Learned Two-Plane Perspective Prior based Image Resampling for Efficient Object Detection

CVPR 2023

Anurag Ghosh      N. Dinesh Reddy     Christoph Mertz     Srinivasa Narasimhan    

Carnegie Mellon University

Abstract

Real-time efficient perception is critical for autonomous navigation and city scale sensing. Orthogonal to architectural improvements, streaming perception approaches have exploited adaptive sampling improving real-time detection performance. In this work, we propose a learnable geometry-guided prior that incorporates rough geometry of the 3D scene (a ground plane and a plane above) to resample the images for efficient object detection. This significantly improves small and far-away object detection performance while also being dramatically more efficient both in terms of latency and memory. For autonomous navigation, using the same detector and scale, our approach improves detection rate by +4.1 APS or +39% and in real-time performance by +5.3 APS or +63% for small objects over state-of-the-art (SOTA). For fixed traffic cameras, our approach detects small objects at image scales other methods cannot. At the same scale, our approach improves detection of small objects by +195% or +12.5 APS over naive-downsampling and +63% or +4.2 APS over SOTA.
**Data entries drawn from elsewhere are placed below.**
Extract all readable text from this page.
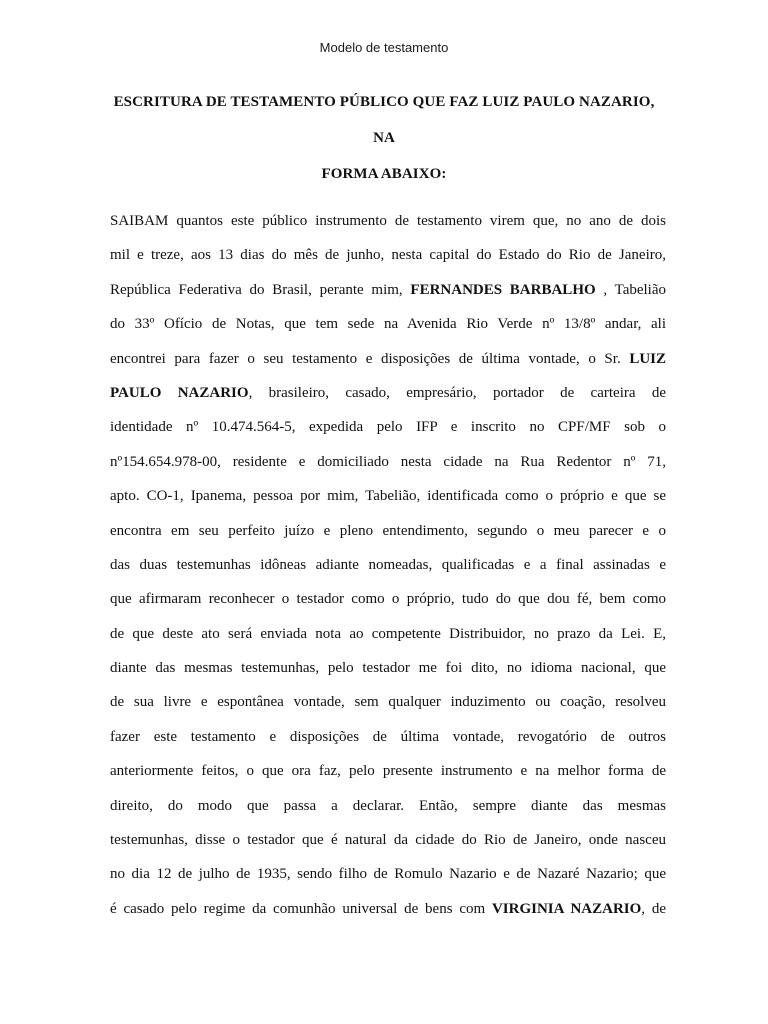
Modelo de testamento
ESCRITURA DE TESTAMENTO PÚBLICO QUE FAZ LUIZ PAULO NAZARIO, NA
FORMA ABAIXO:
SAIBAM quantos este público instrumento de testamento virem que, no ano de dois
mil e treze, aos 13 dias do mês de junho, nesta capital do Estado do Rio de Janeiro,
República Federativa do Brasil, perante mim, FERNANDES BARBALHO , Tabelião
do 33º Ofício de Notas, que tem sede na Avenida Rio Verde nº 13/8º andar, ali
encontrei para fazer o seu testamento e disposições de última vontade, o Sr. LUIZ
PAULO NAZARIO, brasileiro, casado, empresário, portador de carteira de
identidade nº 10.474.564-5, expedida pelo IFP e inscrito no CPF/MF sob o
nº154.654.978-00, residente e domiciliado nesta cidade na Rua Redentor nº 71,
apto. CO-1, Ipanema, pessoa por mim, Tabelião, identificada como o próprio e que se
encontra em seu perfeito juízo e pleno entendimento, segundo o meu parecer e o
das duas testemunhas idôneas adiante nomeadas, qualificadas e a final assinadas e
que afirmaram reconhecer o testador como o próprio, tudo do que dou fé, bem como
de que deste ato será enviada nota ao competente Distribuidor, no prazo da Lei. E,
diante das mesmas testemunhas, pelo testador me foi dito, no idioma nacional, que
de sua livre e espontânea vontade, sem qualquer induzimento ou coação, resolveu
fazer este testamento e disposições de última vontade, revogatório de outros
anteriormente feitos, o que ora faz, pelo presente instrumento e na melhor forma de
direito, do modo que passa a declarar. Então, sempre diante das mesmas
testemunhas, disse o testador que é natural da cidade do Rio de Janeiro, onde nasceu
no dia 12 de julho de 1935, sendo filho de Romulo Nazario e de Nazaré Nazario; que
é casado pelo regime da comunhão universal de bens com VIRGINIA NAZARIO, de
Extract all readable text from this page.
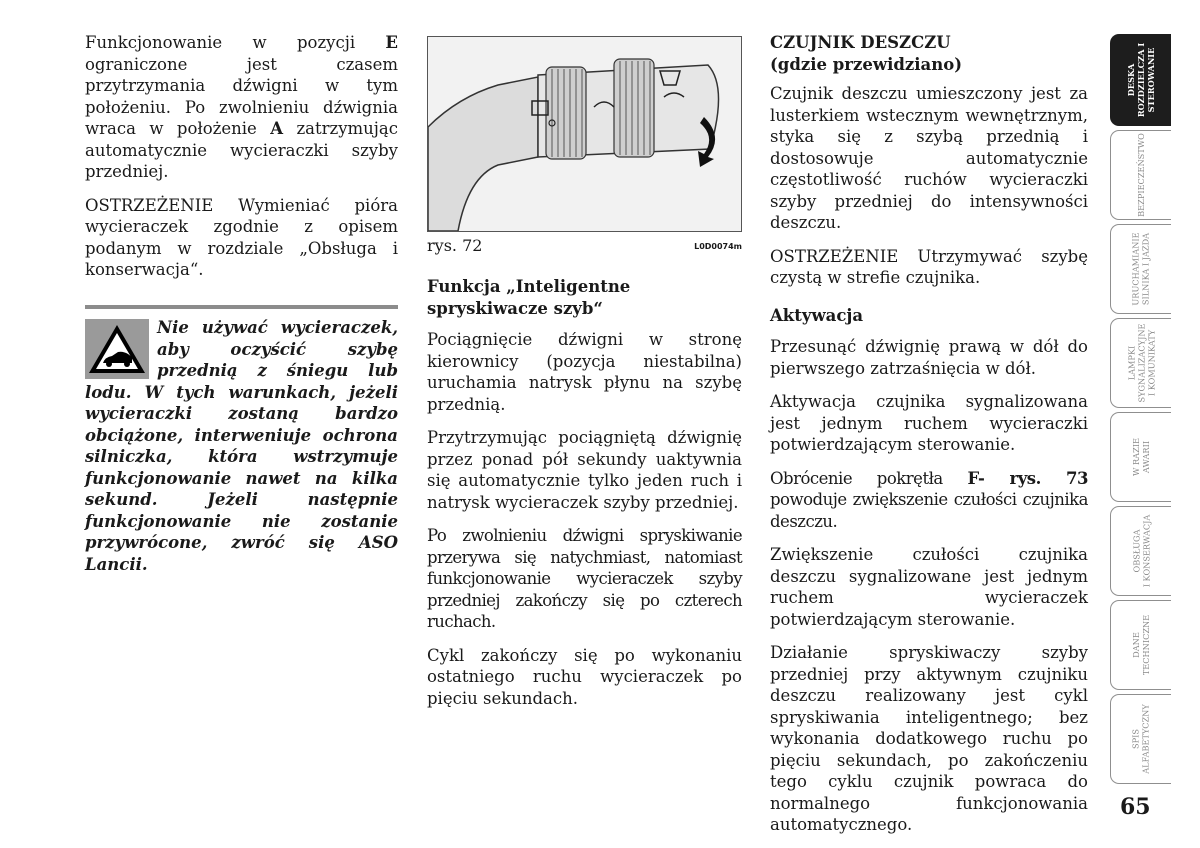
Funkcjonowanie w pozycji E ograniczone jest czasem przytrzymania dźwigni w tym położeniu. Po zwolnieniu dźwignia wraca w położenie A zatrzymując automatycznie wycieraczki szyby przedniej.

OSTRZEŻENIE Wymieniać pióra wycieraczek zgodnie z opisem podanym w rozdziale „Obsługa i konserwacja“.

Nie używać wycieraczek, aby oczyścić szybę przednią z śniegu lub lodu. W tych warunkach, jeżeli wycieraczki zostaną bardzo obciążone, interweniuje ochrona silniczka, która wstrzymuje funkcjonowanie nawet na kilka sekund. Jeżeli następnie funkcjonowanie nie zostanie przywrócone, zwróć się ASO Lancii.

rys. 72	L0D0074m
Funkcja „Inteligentne spryskiwacze szyb“

Pociągnięcie dźwigni w stronę kierownicy (pozycja niestabilna) uruchamia natrysk płynu na szybę przednią.

Przytrzymując pociągniętą dźwignię przez ponad pół sekundy uaktywnia się automatycznie tylko jeden ruch i natrysk wycieraczek szyby przedniej.

Po zwolnieniu dźwigni spryskiwanie przerywa się natychmiast, natomiast funkcjonowanie wycieraczek szyby przedniej zakończy się po czterech ruchach.

Cykl zakończy się po wykonaniu ostatniego ruchu wycieraczek po pięciu sekundach.

CZUJNIK DESZCZU
(gdzie przewidziano)

Czujnik deszczu umieszczony jest za lusterkiem wstecznym wewnętrznym, styka się z szybą przednią i dostosowuje automatycznie częstotliwość ruchów wycieraczki szyby przedniej do intensywności deszczu.

OSTRZEŻENIE Utrzymywać szybę czystą w strefie czujnika.

Aktywacja

Przesunąć dźwignię prawą w dół do pierwszego zatrzaśnięcia w dół.

Aktywacja czujnika sygnalizowana jest jednym ruchem wycieraczki potwierdzającym sterowanie.

Obrócenie pokrętła F- rys. 73 powoduje zwiększenie czułości czujnika deszczu.

Zwiększenie czułości czujnika deszczu sygnalizowane jest jednym ruchem wycieraczek potwierdzającym sterowanie.

Działanie spryskiwaczy szyby przedniej przy aktywnym czujniku deszczu realizowany jest cykl spryskiwania inteligentnego; bez wykonania dodatkowego ruchu po pięciu sekundach, po zakończeniu tego cyklu czujnik powraca do normalnego funkcjonowania automatycznego.

DESKA
ROZDZIELCZA I
STEROWANIE
BEZPIECZEŃSTWO
URUCHAMIANIE
SILNIKA I JAZDA
LAMPKI
SYGNALIZACYJNE
I KOMUNIKATY
W RAZIE
AWARII
OBSŁUGA
I KONSERWACJA
DANE
TECHNICZNE
SPIS
ALFABETYCZNY
65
Geometry for Image Resampling

Geometric cues are implicitly present in natural scenes, and notions of near and far are present in images. Sampling far-away image regions more would help us detect small far-away objects better. We define an inductive prior based on this scene geometry.


Describing Rough Geometry of Scenes

Object sizes in the image are determined by the 3D geometry of the world. We model two-planar regions defined by 4 points each in the image in terms of vanishing point \(v \) and global learnable parameters \( \theta \) and \( \alpha \).


Transforming Plane Parameters to Saliency

We leverage this rough 3D scene geometry to derive a differentiable saliency function controlled by the vanishing point \( v \).


Geometrically-inspired Saliency Warp \( \rightarrow \) Learnable Neural Layer


Detection with a Geometrically-Constrained Warp

Our method focuses on objects that are geometrically constrained to be within the considered planes. The ground plane models objects that lie on the plane and reasonably models objects far away. Nearby tall objects, and objects far above the ground plane are modelled using an additional plane.


Dependence of Warp on the Vanishing Point

Observe that the warp moves with the vanishing point and "zooms" into far-away objects.